The presence of the brown dwarf might inhibit the formation of planets, said Boss, who was not involved in the research. Or, he said, it might actually foster the development of planets, according to competing theoretical models.

Further study of this and similar systems will be needed to learn how they form, the researchers agreed.

Hunting planets

Hints of the brown dwarf were initially spotted a decade ago by a team of extrasolar planet hunters.
Geoff Marcy and Debra Fischer at the University of California at Berkeley, along with Paul Butler of the Carnegie Institution, have helped find many of the 80 or so known extrasolar planets.
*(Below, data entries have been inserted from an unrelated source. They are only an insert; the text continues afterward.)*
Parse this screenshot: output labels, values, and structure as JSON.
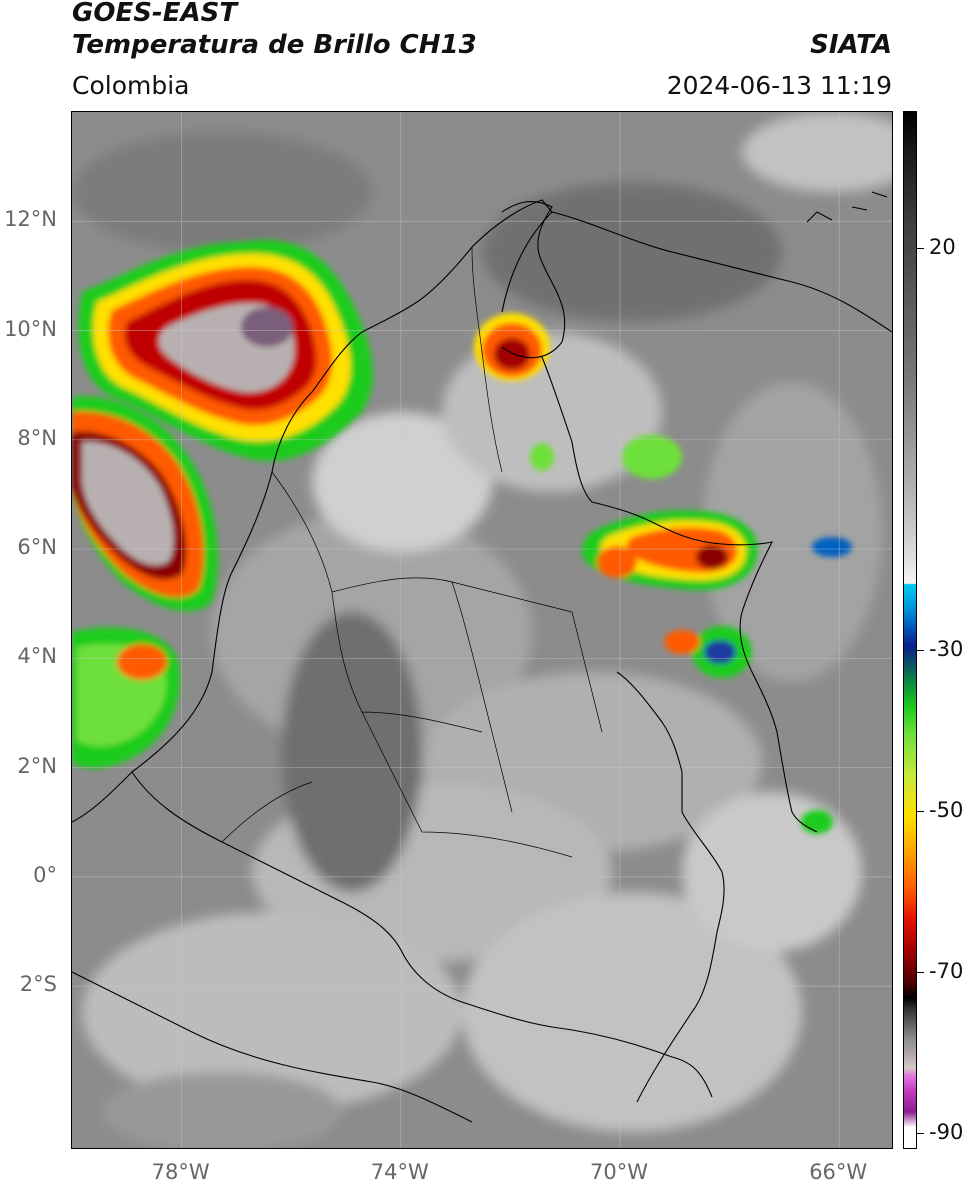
{
  "header": {
    "satellite": "GOES-EAST",
    "product": "Temperatura de Brillo CH13",
    "agency": "SIATA",
    "region": "Colombia",
    "datetime": "2024-06-13 11:19"
  },
  "map": {
    "lat_labels": [
      "12°N",
      "10°N",
      "8°N",
      "6°N",
      "4°N",
      "2°N",
      "0°",
      "2°S"
    ],
    "lon_labels": [
      "78°W",
      "74°W",
      "70°W",
      "66°W"
    ],
    "gridlines": true,
    "extent": {
      "lon": [
        -80,
        -65
      ],
      "lat": [
        -5,
        14
      ]
    }
  },
  "colorbar": {
    "labels": [
      "20",
      "-30",
      "-50",
      "-70",
      "-90"
    ],
    "range": [
      -92,
      37
    ],
    "colors": [
      "#000000",
      "#f4f4f4",
      "#00c8f0",
      "#0a1f8c",
      "#1ecc1e",
      "#ffe000",
      "#e01000",
      "#000000",
      "#e07adc",
      "#8c1c8c",
      "#ffffff"
    ]
  }
}
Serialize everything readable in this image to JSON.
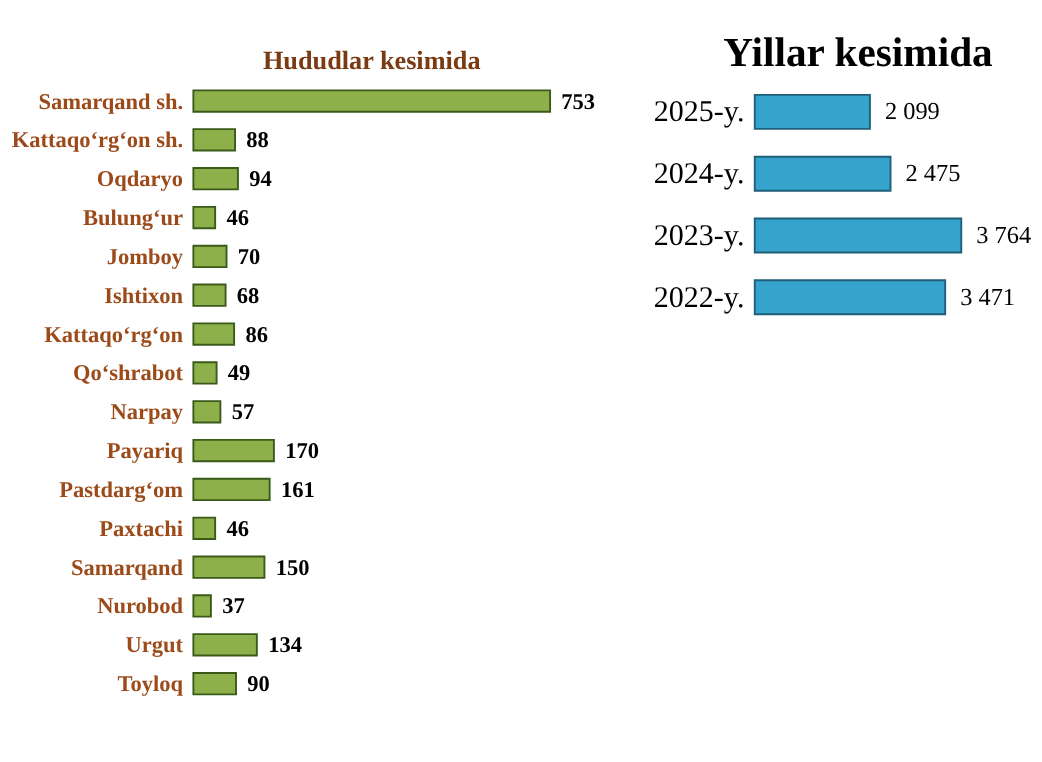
{
  "chart_data": [
    {
      "type": "bar",
      "orientation": "horizontal",
      "title": "Hududlar kesimida",
      "categories": [
        "Samarqand sh.",
        "Kattaqo‘rg‘on sh.",
        "Oqdaryo",
        "Bulung‘ur",
        "Jomboy",
        "Ishtixon",
        "Kattaqo‘rg‘on",
        "Qo‘shrabot",
        "Narpay",
        "Payariq",
        "Pastdarg‘om",
        "Paxtachi",
        "Samarqand",
        "Nurobod",
        "Urgut",
        "Toyloq"
      ],
      "values": [
        753,
        88,
        94,
        46,
        70,
        68,
        86,
        49,
        57,
        170,
        161,
        46,
        150,
        37,
        134,
        90
      ],
      "color": "#8db04a",
      "data_labels": true
    },
    {
      "type": "bar",
      "orientation": "horizontal",
      "title": "Yillar kesimida",
      "categories": [
        "2025-y.",
        "2024-y.",
        "2023-y.",
        "2022-y."
      ],
      "values": [
        2099,
        2475,
        3764,
        3471
      ],
      "color": "#35a3cc",
      "value_labels": [
        "2 099",
        "2 475",
        "3 764",
        "3 471"
      ]
    }
  ]
}
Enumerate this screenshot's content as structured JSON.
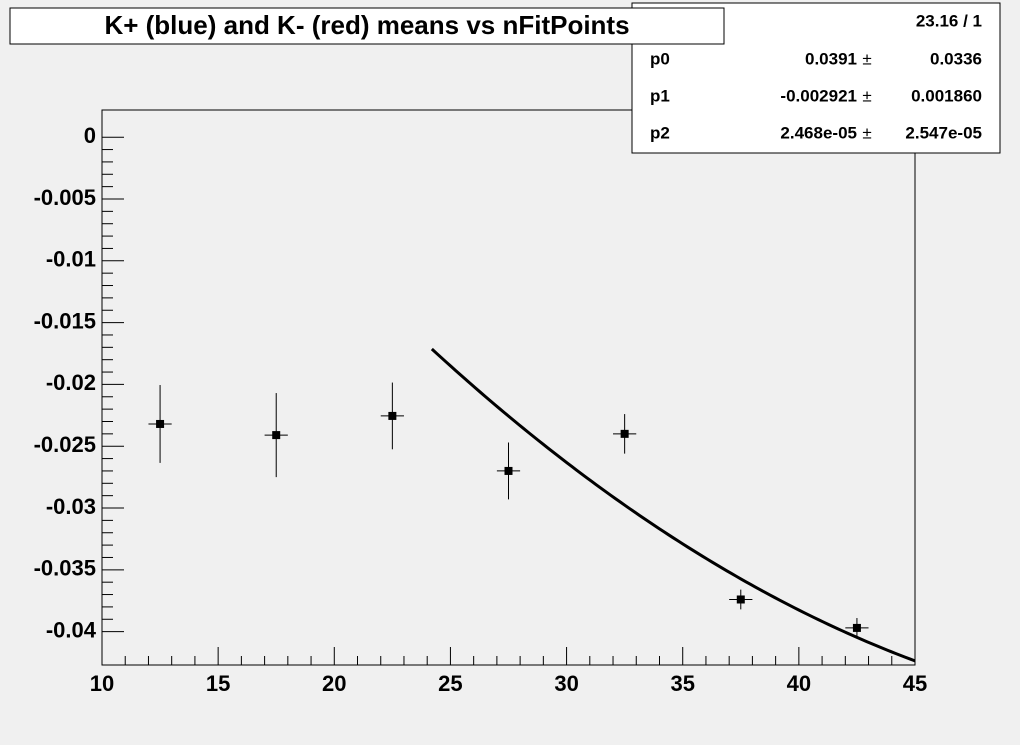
{
  "chart_data": {
    "type": "scatter",
    "title": "K+ (blue) and K- (red) means vs nFitPoints",
    "x": [
      12.5,
      17.5,
      22.5,
      27.5,
      32.5,
      37.5,
      42.5
    ],
    "x_errors": [
      0.5,
      0.5,
      0.5,
      0.5,
      0.5,
      0.5,
      0.5
    ],
    "values": [
      -0.0232,
      -0.0241,
      -0.02255,
      -0.027,
      -0.024,
      -0.0374,
      -0.0397
    ],
    "y_errors": [
      0.00315,
      0.0034,
      0.0027,
      0.0023,
      0.0016,
      0.0008,
      0.0008
    ],
    "color": "#000000",
    "fit": {
      "color": "#000000",
      "xlim": [
        24.2,
        45
      ]
    },
    "stats": {
      "chi2_ndf": "23.16 / 1",
      "separator": "±",
      "params": [
        {
          "name": "p0",
          "value": 0.0391,
          "error": 0.0336
        },
        {
          "name": "p1",
          "value": -0.002921,
          "error": {
            "value": 0.00186,
            "label": "0.001860"
          }
        },
        {
          "name": "p2",
          "value": {
            "value": 2.468e-05,
            "label": "2.468e-05"
          },
          "error": {
            "value": 2.547e-05,
            "label": "2.547e-05"
          }
        }
      ]
    },
    "xlim": [
      10,
      45
    ],
    "xticks": [
      10,
      15,
      20,
      25,
      30,
      35,
      40,
      45
    ],
    "ylim": [
      -0.0427,
      0.0022
    ],
    "yticks": [
      0,
      -0.005,
      -0.01,
      -0.015,
      -0.02,
      -0.025,
      -0.03,
      -0.035,
      -0.04
    ]
  }
}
Their technique, which notes slight wobbles in a star caused by large, closely-orbiting planets, could not definitively identify what they suspected was a brown dwarf farther out from a star called HR 7672, which is 58 light-years away from Earth.

Current techniques cannot find small planets, either. The extrasolar planets that have been identified in the past 5 years are all very large. Most are bigger than Jupiter and orbit very close to their host stars. Some are as close as Mercury is to our Sun.